Si l’on craignait plus que tout au monde l’esprit sectaire, que ne s’abstenait-on du moins d’étouffer une troisième opposition, celle de Fénelon, du duc de Chevreuse et du duc de Beauvilliers? Y avait-il de ce côté-ci assez de religion et de vertu, assez de pureté d’âme et de charité? On peut s’aventurer à croire que le duc de Bourgogne, s’il eût régné, eût gouverné la France par ses qualités plutôt que par ses défauts; mais non ; la majestueuse unité du règne de Louis XIV n’a rien voulu souffrir qui ternît son éclat officiel; la tolérance eût paru de la faiblesse; protestans, jansénistes, partisans de Fénelon et du duc de Bourgogne, on a écrasé par la persécution et les supplices, par la disgrâce et l’exil, ces trois oppositions diverses, et l’on a de la sorte déblayé la carrière devant une quatrième opposition, bien plus redoutable que celle-là, devant l’opposition dissolvante de ceux qu’on appelait les libertins, c’est-à-dire les railleurs et les libres esprits. Placée en face des autres partis et engagée dans une lutte loyale et au grand jour, peut-être la liberté d’esprit se fût-elle contenue dans de justes bornes, et aurait-elle été l’énergique levier des droits qui restaient à conquérir graduellement et légalement; mais mise en présence d’un despotisme royal qui, après avoir fait table rase, n’avait laissé vivre que les privilèges, elle engagea un sourd et obscur combat, avec le scepticisme et la raillerie pour dangereux alliés, avec l’épicurisme sensuel pour écueil. L’esprit philosophique du XVIIIe siècle, il est vrai, sauva une partie du naufrage, et pendant que l’église expiait par de cruels malheurs sa part de complicité avec le règne de Louis XV, il jeta sur le sable encore mouvant, comme bases d’un nouvel édifice, les principes de la révolution française; mais cette œuvre de nos pères est restée incomplète, et c’est à nous de ramener toutes les rênes, de reprendre en main toutes les forces vives, de les réconcilier ensemble, afin que le char de l’état ne reprenne pas, par le même chemin ou par quelque autre, sa marche écrasante, dangereuse à lui-même et à nous.

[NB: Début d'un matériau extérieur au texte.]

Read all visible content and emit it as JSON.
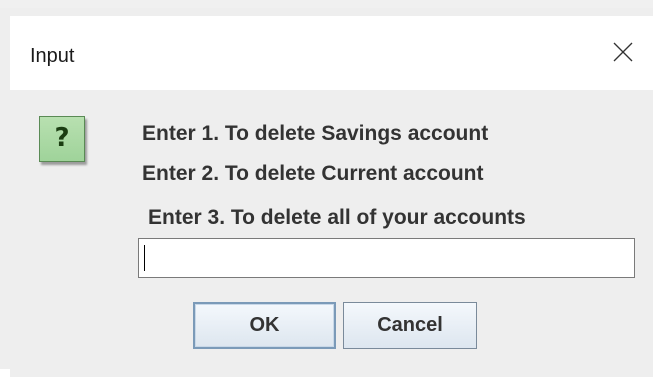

Notre analyse de cette première leçon ne serait fidèle que si elle rendait les citations et la forme toutes littéraires qui en adoucissaient l’allure, les mots heureux qui y répandaient le charme, la vive expression qui provoquait l’échange sympathique des idées et des sentimens, des regrets et des espérances, des repentirs et des aveux. S’il y a eu désillusions qui, hier encore, eussent paru suspectes à quelques esprits chagrins, ç’a été pour se réjouir de ce qu’apparemment elles ne l’étaient plus. Bien plus, M. Saint-Marc Girardin a exprimé l’espoir que ses auditeurs ne seraient pas surpris si, à la faveur des circonstances, il parlait plus librement encore désormais d’opposition et de liberté; ils le prendraient tout au plus pour un revenant, non pour un ressuscité, lui qui ne s’était jamais cru mort! En Sorbonne du moins, on n’avait jamais cru autre chose.


A. GEFFROY.


V. DE MARS.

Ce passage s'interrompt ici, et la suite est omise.